Google’s AI-powered NotebookLM is now available to help organize your life
Google's AI-powered writing assistant, NotebookLM, is leaving its experimental phase and launching as an official service with multiple performance upgrades.
First unveiled at I/O 2023 as Project Tailwind, the tool's main purpose is to help organize your messy notes by creating a summary with details about what you've written down. It will even highlight important topics and ask different questions to help people better understand the material. The big update that coincides with the release is that NotebookLM now runs on Gemini Pro, which the tech giant claims is their “best (AI) model” for performing a wide range of tasks.
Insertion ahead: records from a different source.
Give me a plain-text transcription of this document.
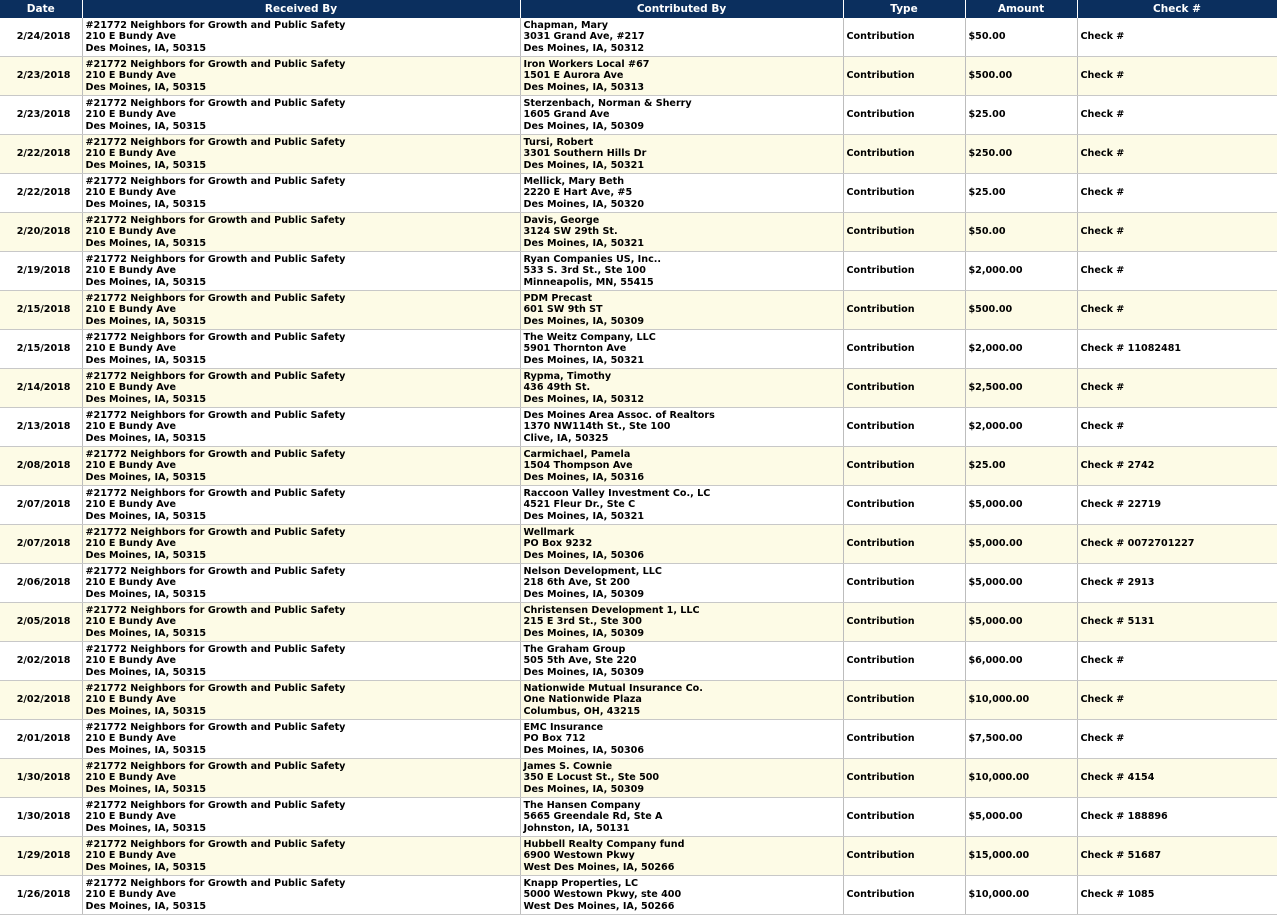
Date	Received By	Contributed By	Type	Amount	Check #
2/24/2018	#21772 Neighbors for Growth and Public Safety
210 E Bundy Ave
Des Moines, IA, 50315	Chapman, Mary
3031 Grand Ave, #217
Des Moines, IA, 50312	Contribution	$50.00	Check #
2/23/2018	#21772 Neighbors for Growth and Public Safety
210 E Bundy Ave
Des Moines, IA, 50315	Iron Workers Local #67
1501 E Aurora Ave
Des Moines, IA, 50313	Contribution	$500.00	Check #
2/23/2018	#21772 Neighbors for Growth and Public Safety
210 E Bundy Ave
Des Moines, IA, 50315	Sterzenbach, Norman & Sherry
1605 Grand Ave
Des Moines, IA, 50309	Contribution	$25.00	Check #
2/22/2018	#21772 Neighbors for Growth and Public Safety
210 E Bundy Ave
Des Moines, IA, 50315	Tursi, Robert
3301 Southern Hills Dr
Des Moines, IA, 50321	Contribution	$250.00	Check #
2/22/2018	#21772 Neighbors for Growth and Public Safety
210 E Bundy Ave
Des Moines, IA, 50315	Mellick, Mary Beth
2220 E Hart Ave, #5
Des Moines, IA, 50320	Contribution	$25.00	Check #
2/20/2018	#21772 Neighbors for Growth and Public Safety
210 E Bundy Ave
Des Moines, IA, 50315	Davis, George
3124 SW 29th St.
Des Moines, IA, 50321	Contribution	$50.00	Check #
2/19/2018	#21772 Neighbors for Growth and Public Safety
210 E Bundy Ave
Des Moines, IA, 50315	Ryan Companies US, Inc..
533 S. 3rd St., Ste 100
Minneapolis, MN, 55415	Contribution	$2,000.00	Check #
2/15/2018	#21772 Neighbors for Growth and Public Safety
210 E Bundy Ave
Des Moines, IA, 50315	PDM Precast
601 SW 9th ST
Des Moines, IA, 50309	Contribution	$500.00	Check #
2/15/2018	#21772 Neighbors for Growth and Public Safety
210 E Bundy Ave
Des Moines, IA, 50315	The Weitz Company, LLC
5901 Thornton Ave
Des Moines, IA, 50321	Contribution	$2,000.00	Check # 11082481
2/14/2018	#21772 Neighbors for Growth and Public Safety
210 E Bundy Ave
Des Moines, IA, 50315	Rypma, Timothy
436 49th St.
Des Moines, IA, 50312	Contribution	$2,500.00	Check #
2/13/2018	#21772 Neighbors for Growth and Public Safety
210 E Bundy Ave
Des Moines, IA, 50315	Des Moines Area Assoc. of Realtors
1370 NW114th St., Ste 100
Clive, IA, 50325	Contribution	$2,000.00	Check #
2/08/2018	#21772 Neighbors for Growth and Public Safety
210 E Bundy Ave
Des Moines, IA, 50315	Carmichael, Pamela
1504 Thompson Ave
Des Moines, IA, 50316	Contribution	$25.00	Check # 2742
2/07/2018	#21772 Neighbors for Growth and Public Safety
210 E Bundy Ave
Des Moines, IA, 50315	Raccoon Valley Investment Co., LC
4521 Fleur Dr., Ste C
Des Moines, IA, 50321	Contribution	$5,000.00	Check # 22719
2/07/2018	#21772 Neighbors for Growth and Public Safety
210 E Bundy Ave
Des Moines, IA, 50315	Wellmark
PO Box 9232
Des Moines, IA, 50306	Contribution	$5,000.00	Check # 0072701227
2/06/2018	#21772 Neighbors for Growth and Public Safety
210 E Bundy Ave
Des Moines, IA, 50315	Nelson Development, LLC
218 6th Ave, St 200
Des Moines, IA, 50309	Contribution	$5,000.00	Check # 2913
2/05/2018	#21772 Neighbors for Growth and Public Safety
210 E Bundy Ave
Des Moines, IA, 50315	Christensen Development 1, LLC
215 E 3rd St., Ste 300
Des Moines, IA, 50309	Contribution	$5,000.00	Check # 5131
2/02/2018	#21772 Neighbors for Growth and Public Safety
210 E Bundy Ave
Des Moines, IA, 50315	The Graham Group
505 5th Ave, Ste 220
Des Moines, IA, 50309	Contribution	$6,000.00	Check #
2/02/2018	#21772 Neighbors for Growth and Public Safety
210 E Bundy Ave
Des Moines, IA, 50315	Nationwide Mutual Insurance Co.
One Nationwide Plaza
Columbus, OH, 43215	Contribution	$10,000.00	Check #
2/01/2018	#21772 Neighbors for Growth and Public Safety
210 E Bundy Ave
Des Moines, IA, 50315	EMC Insurance
PO Box 712
Des Moines, IA, 50306	Contribution	$7,500.00	Check #
1/30/2018	#21772 Neighbors for Growth and Public Safety
210 E Bundy Ave
Des Moines, IA, 50315	James S. Cownie
350 E Locust St., Ste 500
Des Moines, IA, 50309	Contribution	$10,000.00	Check # 4154
1/30/2018	#21772 Neighbors for Growth and Public Safety
210 E Bundy Ave
Des Moines, IA, 50315	The Hansen Company
5665 Greendale Rd, Ste A
Johnston, IA, 50131	Contribution	$5,000.00	Check # 188896
1/29/2018	#21772 Neighbors for Growth and Public Safety
210 E Bundy Ave
Des Moines, IA, 50315	Hubbell Realty Company fund
6900 Westown Pkwy
West Des Moines, IA, 50266	Contribution	$15,000.00	Check # 51687
1/26/2018	#21772 Neighbors for Growth and Public Safety
210 E Bundy Ave
Des Moines, IA, 50315	Knapp Properties, LC
5000 Westown Pkwy, ste 400
West Des Moines, IA, 50266	Contribution	$10,000.00	Check # 1085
It claims the AI model will improve the service's reasoning skills, as well as its ability to understand the documents it scans.
Additionally, Google has taken feedback from NotebookLM's five-month testing period and added 15 new features with the aim of improving the user experience.
Highlight features
The company highlights five specific features in its announcement, the first of which is a “new note board space.” In this area you can take quotes from the AI chat or snippets from your notes and pin them to the top for easier viewing. Then quotes in a response take you directly to the source, “allowing you to see (a) quote in its original context.”
Highlighting text in the mentioned resource will now suggest two separate actions. You can have the AI immediately 'summarize' the text in a separate note or ask it to define words or phrases, which can be useful if the topic is full of difficult concepts. At the bottom, users will see a wider range of follow-ups, from suggestions on how to improve your prose to related ideas you can add to your writing. NotebookLM will also recommend specific formats for your content, which will turn it into an email layout or the outline of a script, among other things.
The full list can be found at Google help website. Other notable features include increased word counts for resources (they can now total 200,000 words), the ability to share notebooks with others just like Google Docs, and support for PDFs.
Available soon
More updates are on the way. Starting the week of December 11, NotebookLM will receive seven additional features. They include a critique feature that lets you ask the AI for constructive feedback, plus a way to combine all your notes on one big page.
NotebookLM is only available in the United States to users 18 years and older on desktop and mobile devices. During your visit you will see some examples to help you get started with the service. It's worth noting that despite this being an official launch, Google still considers NotebookLM to be “experimental” technology, so it won't be perfect. No word on if there are plans for an international release, although we did ask. This story will be updated at a later date.